- Film poster
- Directed by: Tin Dirdamal
- Written by: Tin Dirdamal
- Produced by: Julio Chavezmontes Tin Dirdamal
- Cinematography: Tin Dirdamal
- Edited by: Ramón Cervantes
- Music by: Jorge Marrón
- Production companies: PIANO, Tranvía
- Release dates: 31 January 2014 (Mexico City); November 2015;
- Running time: 73 minutes
- Country: Mexico

= Death in Arizona =

2014 autobiographical film by Tin Dirdamal

Death in Arizona is a 2014 autobiographical documentary film by Tin Dirdamal about his return to the empty home of a former lover.

== Synopsis ==

Tin Dirdamal returns for answers to an old apartment in Bolivia where he used to live with his lost love.

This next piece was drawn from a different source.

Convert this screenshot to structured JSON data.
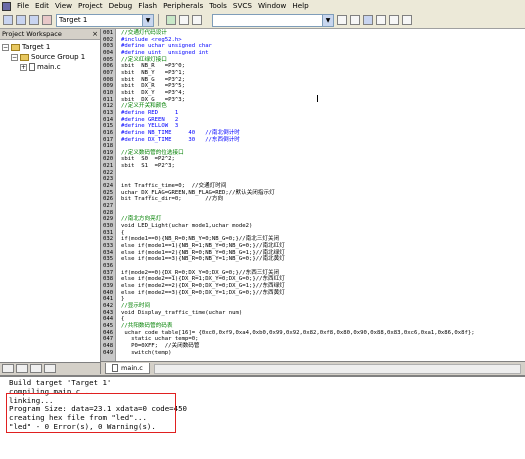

While Tin spends his days in there, watching how time passes by outside the windows, he imagines a post apocalyptic story of what he sees happening in the street.

== Release ==

Death in Arizona was part of the official selection at international festivals such as Visions du Réel International Film Festival Nyon, Taiwan Documentary Film Festival, Guanajuato International Film Festival and Morelia International Film Festival.

== Reception ==
The film was described by Paolo Moretti, former artistic director of the Cannes Film Festival Directors' Fortnight, as a "futuristic and very personal documentary", "visionary", "(a) contemplative film about a filmmaker's lost love" and a "hypnotic Doc Mix(ing) Sci-Fi with a Story of Heartbreak in the Bolivian Highlands".